Kitchen islands are all-purpose workhorses. They are places for preparing food and dealing with the resulting aftermath. They are hubs for socializing, places for children to do homework, areas around which guests congregate during parties, and spots to grab breakfast or a quick lunch. They are room dividers and space definers. Islands are appliance centers, waist-high storage lockers, and cases for displaying books or knickknacks. Serving buffets, functional sculptures, built-in furnishings, miniature works of architecture—islands are all of these things.
Regardless of what you do with your island or how you intend to use it, there are a few fundamentals to consider when approaching its design. Whether it’s a multi-tasking super-cuisine lifestyle center or a humble two-foot-square chopping block, the best island is a cohesive entity with parts that are in proportion to its bulk. This means that if you use legs, turnings, or feet, they should in some way relate to the form they’re supporting, and they need to look like they’re necessary. Skinny or overly frilly turnings stuck under heavy sections of cantilevered countertop or pasted onto bump outs or corners for decoration are not in that category. Neither are gratuitous angles or curves. In the same way, legs or turnings should also appear to be engaged with and part of the larger shape from which they extend. Countertop thicknesses, edges, and corner details should add to rather than distract from the main message of a kitchen island, which is ultimately, “I am a piece of furniture with (fill in the blank) function to perform.”
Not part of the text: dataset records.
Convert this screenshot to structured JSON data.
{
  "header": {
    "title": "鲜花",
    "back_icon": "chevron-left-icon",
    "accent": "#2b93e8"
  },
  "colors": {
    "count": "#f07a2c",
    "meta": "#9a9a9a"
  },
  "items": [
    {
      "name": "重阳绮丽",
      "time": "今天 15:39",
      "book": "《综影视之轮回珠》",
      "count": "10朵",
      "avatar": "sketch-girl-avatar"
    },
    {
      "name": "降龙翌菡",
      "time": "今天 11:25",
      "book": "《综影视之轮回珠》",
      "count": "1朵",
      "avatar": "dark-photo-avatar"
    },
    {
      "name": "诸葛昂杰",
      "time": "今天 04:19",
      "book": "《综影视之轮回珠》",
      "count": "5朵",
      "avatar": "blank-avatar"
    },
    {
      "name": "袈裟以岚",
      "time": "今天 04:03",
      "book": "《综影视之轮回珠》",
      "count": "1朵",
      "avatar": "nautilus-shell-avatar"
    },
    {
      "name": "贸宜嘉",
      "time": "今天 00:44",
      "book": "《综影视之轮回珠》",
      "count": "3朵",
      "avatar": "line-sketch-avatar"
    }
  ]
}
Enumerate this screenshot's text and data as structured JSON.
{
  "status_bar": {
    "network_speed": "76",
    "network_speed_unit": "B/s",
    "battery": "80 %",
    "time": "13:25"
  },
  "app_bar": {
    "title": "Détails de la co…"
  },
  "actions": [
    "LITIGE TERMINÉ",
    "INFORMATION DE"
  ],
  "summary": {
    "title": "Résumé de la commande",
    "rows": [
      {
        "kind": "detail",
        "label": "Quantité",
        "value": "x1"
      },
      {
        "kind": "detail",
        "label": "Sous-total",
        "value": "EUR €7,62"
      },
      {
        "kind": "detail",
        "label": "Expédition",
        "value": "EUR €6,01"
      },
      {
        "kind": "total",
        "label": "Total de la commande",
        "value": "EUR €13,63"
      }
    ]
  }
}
At the same time, don’t feel limited by the usual square or rectangular form of a single center kitchen island. It is possible and sometimes desirable to create multiple islands that do many things and that have quite novel forms. In the kitchen pictured here, the islands are hardly basic rectangles. But they are in fact pretty simple shapes, easy to read and understand, and they respond to traffic patterns and other room requirements without looking forced or contorted. The large island that separates the kitchen from the living room is a wedge with a semicircular banquette carved into it, with a small tower at the point where traffic either goes into the kitchen or the living room. The banquette and table use the rest of the island as the back wall of an implied cozy dining space. In the kitchen proper, the work island across from the range is slashed by a curved, raised bar top that orients towards the view and the main social space. Again, it’s a simple form with a twist that’s been shaped in clear response to the architectural space and outdoor views.
Overall, well-designed islands have simple anatomical segments and details that are as sensitive to line, form, and proportion as any good piece of furniture. With a little thoughtfulness and careful consideration, it is easy to create beautiful but restrained works of functional art.